O medo é de que a dívida saia do controle e os juros, hoje muito baixos, tenham que subir muito mais que o esperado depois, o que atrapalha as aplicações de todos que já tenham algum dinheiro em títulos públicos no país.
Ainda assim, o pior cenário – o de não pagar a dívida, que virou realidade na Argentina, de novo, em maio – segue completamente fora do horizonte brasileiro. E por que, ainda assim, tem menos investidor levando dólar embora da Argentina do que do Brasil?
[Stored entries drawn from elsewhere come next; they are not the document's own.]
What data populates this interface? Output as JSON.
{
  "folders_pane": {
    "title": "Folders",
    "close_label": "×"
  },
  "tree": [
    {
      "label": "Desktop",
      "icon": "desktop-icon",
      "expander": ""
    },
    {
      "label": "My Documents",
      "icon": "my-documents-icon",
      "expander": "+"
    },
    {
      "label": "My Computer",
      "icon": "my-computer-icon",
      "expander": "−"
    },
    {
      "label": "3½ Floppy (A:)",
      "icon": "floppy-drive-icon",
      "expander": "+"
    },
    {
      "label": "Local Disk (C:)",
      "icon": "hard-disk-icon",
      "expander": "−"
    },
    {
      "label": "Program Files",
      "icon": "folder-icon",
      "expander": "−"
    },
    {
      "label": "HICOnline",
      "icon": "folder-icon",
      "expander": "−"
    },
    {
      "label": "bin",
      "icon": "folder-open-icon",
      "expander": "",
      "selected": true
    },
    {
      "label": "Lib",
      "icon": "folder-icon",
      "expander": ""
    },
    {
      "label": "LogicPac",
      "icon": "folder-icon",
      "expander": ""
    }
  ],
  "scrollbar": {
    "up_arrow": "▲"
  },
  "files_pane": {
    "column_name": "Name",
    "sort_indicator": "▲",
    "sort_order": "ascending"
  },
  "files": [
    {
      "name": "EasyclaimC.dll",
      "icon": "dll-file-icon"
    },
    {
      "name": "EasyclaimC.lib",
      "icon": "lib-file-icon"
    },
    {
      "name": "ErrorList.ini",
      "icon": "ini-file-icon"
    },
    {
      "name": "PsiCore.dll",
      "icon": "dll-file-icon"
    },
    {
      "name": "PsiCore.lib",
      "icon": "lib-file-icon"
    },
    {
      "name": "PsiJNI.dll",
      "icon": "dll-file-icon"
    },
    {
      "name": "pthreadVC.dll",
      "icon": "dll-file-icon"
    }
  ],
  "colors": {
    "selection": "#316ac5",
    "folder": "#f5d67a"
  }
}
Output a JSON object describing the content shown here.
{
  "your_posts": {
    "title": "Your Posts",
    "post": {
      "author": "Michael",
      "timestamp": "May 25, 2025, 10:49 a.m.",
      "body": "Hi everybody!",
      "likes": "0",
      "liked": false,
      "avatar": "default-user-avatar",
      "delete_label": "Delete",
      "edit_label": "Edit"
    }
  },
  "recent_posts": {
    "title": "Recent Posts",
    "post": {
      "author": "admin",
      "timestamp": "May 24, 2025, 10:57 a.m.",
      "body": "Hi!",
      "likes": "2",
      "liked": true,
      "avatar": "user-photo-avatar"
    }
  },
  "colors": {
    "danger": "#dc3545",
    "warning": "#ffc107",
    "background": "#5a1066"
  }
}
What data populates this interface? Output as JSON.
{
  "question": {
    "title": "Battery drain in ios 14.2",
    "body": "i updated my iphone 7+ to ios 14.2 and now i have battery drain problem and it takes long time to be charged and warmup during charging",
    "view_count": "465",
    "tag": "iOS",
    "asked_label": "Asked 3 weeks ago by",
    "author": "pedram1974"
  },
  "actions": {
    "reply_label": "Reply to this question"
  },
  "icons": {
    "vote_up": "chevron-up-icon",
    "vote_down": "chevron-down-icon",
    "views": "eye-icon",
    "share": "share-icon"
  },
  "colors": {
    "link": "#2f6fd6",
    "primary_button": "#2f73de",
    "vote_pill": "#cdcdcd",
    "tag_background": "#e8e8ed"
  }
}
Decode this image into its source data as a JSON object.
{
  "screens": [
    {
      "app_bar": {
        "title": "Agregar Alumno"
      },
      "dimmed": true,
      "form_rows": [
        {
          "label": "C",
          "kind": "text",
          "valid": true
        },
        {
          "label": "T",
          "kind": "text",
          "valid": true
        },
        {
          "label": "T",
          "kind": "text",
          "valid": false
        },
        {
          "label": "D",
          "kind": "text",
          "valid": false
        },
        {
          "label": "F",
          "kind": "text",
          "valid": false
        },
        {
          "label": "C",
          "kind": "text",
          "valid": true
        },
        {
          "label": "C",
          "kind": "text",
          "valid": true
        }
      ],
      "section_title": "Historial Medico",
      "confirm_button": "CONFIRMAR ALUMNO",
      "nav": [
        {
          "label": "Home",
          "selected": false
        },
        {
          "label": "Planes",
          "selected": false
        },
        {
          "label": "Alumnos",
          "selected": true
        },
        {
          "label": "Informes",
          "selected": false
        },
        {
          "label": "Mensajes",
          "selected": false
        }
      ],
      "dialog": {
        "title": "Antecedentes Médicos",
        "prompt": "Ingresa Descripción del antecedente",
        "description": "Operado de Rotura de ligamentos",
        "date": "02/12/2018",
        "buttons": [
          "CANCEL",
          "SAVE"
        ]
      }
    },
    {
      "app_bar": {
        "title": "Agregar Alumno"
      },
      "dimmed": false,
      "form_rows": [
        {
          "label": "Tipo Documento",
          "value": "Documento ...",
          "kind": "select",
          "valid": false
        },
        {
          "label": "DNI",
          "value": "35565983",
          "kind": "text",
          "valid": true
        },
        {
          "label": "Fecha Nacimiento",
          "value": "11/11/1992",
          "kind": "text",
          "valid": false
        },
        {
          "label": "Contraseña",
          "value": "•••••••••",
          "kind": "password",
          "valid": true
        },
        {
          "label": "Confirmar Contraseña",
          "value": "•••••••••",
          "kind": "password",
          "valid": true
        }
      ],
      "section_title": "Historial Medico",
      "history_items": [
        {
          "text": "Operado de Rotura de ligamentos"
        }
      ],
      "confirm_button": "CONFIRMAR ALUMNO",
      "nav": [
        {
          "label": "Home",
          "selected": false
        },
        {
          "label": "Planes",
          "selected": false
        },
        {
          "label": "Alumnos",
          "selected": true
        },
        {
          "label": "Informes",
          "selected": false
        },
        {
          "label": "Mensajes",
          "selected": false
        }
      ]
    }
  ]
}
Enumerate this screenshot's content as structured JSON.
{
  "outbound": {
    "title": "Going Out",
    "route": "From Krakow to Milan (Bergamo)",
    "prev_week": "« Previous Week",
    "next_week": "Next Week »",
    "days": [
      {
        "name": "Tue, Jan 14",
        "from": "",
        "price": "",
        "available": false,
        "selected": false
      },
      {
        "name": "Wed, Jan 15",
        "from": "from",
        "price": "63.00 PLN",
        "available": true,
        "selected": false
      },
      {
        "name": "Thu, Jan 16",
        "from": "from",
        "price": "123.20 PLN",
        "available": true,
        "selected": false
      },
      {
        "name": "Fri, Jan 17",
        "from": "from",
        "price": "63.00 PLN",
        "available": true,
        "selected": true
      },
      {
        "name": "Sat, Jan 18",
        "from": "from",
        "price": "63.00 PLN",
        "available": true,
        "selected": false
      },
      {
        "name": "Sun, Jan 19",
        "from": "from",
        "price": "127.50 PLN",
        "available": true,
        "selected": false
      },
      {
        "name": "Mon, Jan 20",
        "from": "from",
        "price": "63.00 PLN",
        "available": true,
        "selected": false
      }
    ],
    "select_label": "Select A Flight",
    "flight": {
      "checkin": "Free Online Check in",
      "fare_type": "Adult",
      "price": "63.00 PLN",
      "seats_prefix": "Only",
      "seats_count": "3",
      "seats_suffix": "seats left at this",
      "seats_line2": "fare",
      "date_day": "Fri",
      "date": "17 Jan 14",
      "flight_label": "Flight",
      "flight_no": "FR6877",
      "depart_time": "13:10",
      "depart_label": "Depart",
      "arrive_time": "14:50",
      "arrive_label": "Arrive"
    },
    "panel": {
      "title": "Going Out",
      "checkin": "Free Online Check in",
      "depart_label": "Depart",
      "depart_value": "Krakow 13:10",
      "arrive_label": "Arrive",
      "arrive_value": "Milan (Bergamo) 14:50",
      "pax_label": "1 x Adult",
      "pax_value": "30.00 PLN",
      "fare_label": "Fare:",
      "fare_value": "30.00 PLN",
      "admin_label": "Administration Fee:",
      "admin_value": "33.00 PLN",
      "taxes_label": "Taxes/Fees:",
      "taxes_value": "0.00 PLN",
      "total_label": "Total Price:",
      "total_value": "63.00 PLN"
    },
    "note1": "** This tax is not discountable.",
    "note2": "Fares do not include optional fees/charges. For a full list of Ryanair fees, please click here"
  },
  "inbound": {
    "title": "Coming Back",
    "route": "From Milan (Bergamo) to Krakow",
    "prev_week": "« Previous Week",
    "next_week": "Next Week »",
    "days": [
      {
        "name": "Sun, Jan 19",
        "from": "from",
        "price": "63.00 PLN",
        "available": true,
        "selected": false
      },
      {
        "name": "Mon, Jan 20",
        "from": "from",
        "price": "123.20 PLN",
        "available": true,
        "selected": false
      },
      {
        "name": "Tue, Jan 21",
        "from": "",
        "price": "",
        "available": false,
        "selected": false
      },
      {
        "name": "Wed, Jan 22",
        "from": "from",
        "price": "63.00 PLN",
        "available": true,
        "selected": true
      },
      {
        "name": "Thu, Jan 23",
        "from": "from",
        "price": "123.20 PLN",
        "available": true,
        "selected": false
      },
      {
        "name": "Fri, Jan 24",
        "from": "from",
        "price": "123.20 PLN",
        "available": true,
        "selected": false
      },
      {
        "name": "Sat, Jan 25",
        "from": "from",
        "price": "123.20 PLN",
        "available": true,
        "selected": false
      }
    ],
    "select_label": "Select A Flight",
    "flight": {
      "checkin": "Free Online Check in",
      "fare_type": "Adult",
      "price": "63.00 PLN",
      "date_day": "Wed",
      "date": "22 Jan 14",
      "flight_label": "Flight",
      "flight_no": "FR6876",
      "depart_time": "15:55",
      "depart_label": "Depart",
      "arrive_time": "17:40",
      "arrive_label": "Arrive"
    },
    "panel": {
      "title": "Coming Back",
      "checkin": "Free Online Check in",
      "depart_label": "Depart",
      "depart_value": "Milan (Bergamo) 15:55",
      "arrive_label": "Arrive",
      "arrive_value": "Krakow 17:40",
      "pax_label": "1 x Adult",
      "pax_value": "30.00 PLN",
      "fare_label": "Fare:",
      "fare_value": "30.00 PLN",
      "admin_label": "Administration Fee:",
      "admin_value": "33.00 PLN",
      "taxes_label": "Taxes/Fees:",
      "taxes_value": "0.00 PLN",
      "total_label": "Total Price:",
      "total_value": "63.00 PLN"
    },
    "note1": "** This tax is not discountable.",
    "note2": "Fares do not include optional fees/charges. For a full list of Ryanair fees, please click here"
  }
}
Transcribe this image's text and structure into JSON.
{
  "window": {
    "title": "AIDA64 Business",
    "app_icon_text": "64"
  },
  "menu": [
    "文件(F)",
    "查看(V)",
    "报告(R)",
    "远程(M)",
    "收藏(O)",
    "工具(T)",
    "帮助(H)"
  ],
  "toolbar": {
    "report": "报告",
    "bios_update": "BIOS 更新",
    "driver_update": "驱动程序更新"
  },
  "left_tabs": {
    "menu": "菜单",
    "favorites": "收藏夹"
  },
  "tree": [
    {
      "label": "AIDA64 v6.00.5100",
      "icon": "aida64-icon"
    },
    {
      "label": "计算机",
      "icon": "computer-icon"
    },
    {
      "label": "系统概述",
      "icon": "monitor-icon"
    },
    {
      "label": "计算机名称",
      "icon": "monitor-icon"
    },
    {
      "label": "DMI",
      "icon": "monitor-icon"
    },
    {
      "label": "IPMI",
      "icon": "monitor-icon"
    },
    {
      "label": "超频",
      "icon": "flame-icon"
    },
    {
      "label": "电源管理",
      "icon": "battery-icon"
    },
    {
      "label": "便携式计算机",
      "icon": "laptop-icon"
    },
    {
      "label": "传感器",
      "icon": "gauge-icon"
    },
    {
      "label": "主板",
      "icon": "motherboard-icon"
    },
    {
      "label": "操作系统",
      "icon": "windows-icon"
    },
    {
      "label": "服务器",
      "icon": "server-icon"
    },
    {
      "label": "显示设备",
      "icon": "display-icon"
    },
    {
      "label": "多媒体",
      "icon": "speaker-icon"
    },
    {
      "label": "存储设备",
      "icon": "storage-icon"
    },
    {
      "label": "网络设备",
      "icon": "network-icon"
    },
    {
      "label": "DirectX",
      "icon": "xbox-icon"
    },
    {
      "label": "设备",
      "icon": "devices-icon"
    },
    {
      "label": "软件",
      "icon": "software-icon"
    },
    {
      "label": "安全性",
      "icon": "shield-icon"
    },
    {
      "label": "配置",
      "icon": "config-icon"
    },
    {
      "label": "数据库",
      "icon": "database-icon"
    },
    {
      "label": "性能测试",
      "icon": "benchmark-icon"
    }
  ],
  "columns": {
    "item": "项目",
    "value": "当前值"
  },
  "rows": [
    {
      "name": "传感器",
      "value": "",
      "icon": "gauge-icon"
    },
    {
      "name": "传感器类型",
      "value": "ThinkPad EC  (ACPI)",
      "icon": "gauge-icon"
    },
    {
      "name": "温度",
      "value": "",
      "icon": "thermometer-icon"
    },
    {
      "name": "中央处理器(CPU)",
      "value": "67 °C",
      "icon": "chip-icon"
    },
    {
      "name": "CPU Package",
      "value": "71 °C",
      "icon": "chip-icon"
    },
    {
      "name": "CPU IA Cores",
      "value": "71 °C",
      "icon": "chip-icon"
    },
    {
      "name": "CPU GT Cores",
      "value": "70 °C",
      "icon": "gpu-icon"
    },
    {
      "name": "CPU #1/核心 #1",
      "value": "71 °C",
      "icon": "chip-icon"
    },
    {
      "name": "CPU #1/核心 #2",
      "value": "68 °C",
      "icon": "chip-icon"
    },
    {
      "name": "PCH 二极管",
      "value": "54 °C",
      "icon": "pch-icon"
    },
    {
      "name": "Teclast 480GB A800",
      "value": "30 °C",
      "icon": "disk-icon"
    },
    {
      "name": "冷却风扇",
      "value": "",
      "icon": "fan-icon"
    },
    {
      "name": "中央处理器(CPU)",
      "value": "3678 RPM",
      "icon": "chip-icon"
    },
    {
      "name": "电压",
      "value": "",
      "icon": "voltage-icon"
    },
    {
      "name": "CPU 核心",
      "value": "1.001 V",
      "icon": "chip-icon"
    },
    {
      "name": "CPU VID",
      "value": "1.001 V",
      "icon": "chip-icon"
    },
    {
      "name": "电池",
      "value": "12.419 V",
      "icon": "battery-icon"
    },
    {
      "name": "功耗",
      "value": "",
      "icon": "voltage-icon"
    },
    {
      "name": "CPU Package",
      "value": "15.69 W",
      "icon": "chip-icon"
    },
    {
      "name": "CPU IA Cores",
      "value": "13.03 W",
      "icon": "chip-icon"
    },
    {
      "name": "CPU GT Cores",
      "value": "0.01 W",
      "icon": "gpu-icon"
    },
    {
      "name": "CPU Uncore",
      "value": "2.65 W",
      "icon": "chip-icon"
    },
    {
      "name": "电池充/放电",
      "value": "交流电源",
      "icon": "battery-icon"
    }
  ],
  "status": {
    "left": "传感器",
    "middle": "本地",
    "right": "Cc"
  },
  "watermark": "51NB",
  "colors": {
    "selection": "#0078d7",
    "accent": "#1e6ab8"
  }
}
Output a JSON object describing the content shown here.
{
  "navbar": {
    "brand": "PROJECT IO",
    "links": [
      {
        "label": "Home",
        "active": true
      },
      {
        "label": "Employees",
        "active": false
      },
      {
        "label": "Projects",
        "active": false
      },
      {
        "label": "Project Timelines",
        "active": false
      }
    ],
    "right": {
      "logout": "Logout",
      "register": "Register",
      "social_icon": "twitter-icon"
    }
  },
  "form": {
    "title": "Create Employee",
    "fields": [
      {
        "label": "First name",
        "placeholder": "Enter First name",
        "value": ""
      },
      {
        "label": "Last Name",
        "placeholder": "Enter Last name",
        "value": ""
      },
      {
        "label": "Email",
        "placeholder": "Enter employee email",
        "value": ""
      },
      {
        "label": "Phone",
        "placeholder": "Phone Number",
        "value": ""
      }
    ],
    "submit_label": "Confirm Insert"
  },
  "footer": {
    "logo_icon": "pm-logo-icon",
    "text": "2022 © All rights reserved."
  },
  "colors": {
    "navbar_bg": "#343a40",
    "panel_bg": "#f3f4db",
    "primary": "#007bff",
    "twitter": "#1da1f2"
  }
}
Câmbio paralelo está bem pior
Daniel Delabio, sócio e gestor da Exploritas, casa especializada em fundos que investem em países latinos, lembra que há uma explicação importante para essa diferença: o governo argentino tem vários mecanismos de controle sobre o câmbio e a cotação oficial conta só uma parte da história.
“No câmbio paralelo a alta é muito maior, a cotação dobrou”, diz Delabio. “O país tem um controle de capital muito forte, há limites para comprar dólar e está cada vez mais difícil encontrar a moeda nos canais do governo. É no câmbio paralelo que as pessoas conseguem negociar.”
No câmbio paralelo – ou “dólar blue”, como é chamado no país – a cotação para US$ 1 saiu de 75 pesos no começo do ano para 151 pesos nesta semana. É uma alta de 101%. Ou seja: bem mais que o aumento de 29% da cotação oficial do peso e até do que os 40% de alta no Brasil.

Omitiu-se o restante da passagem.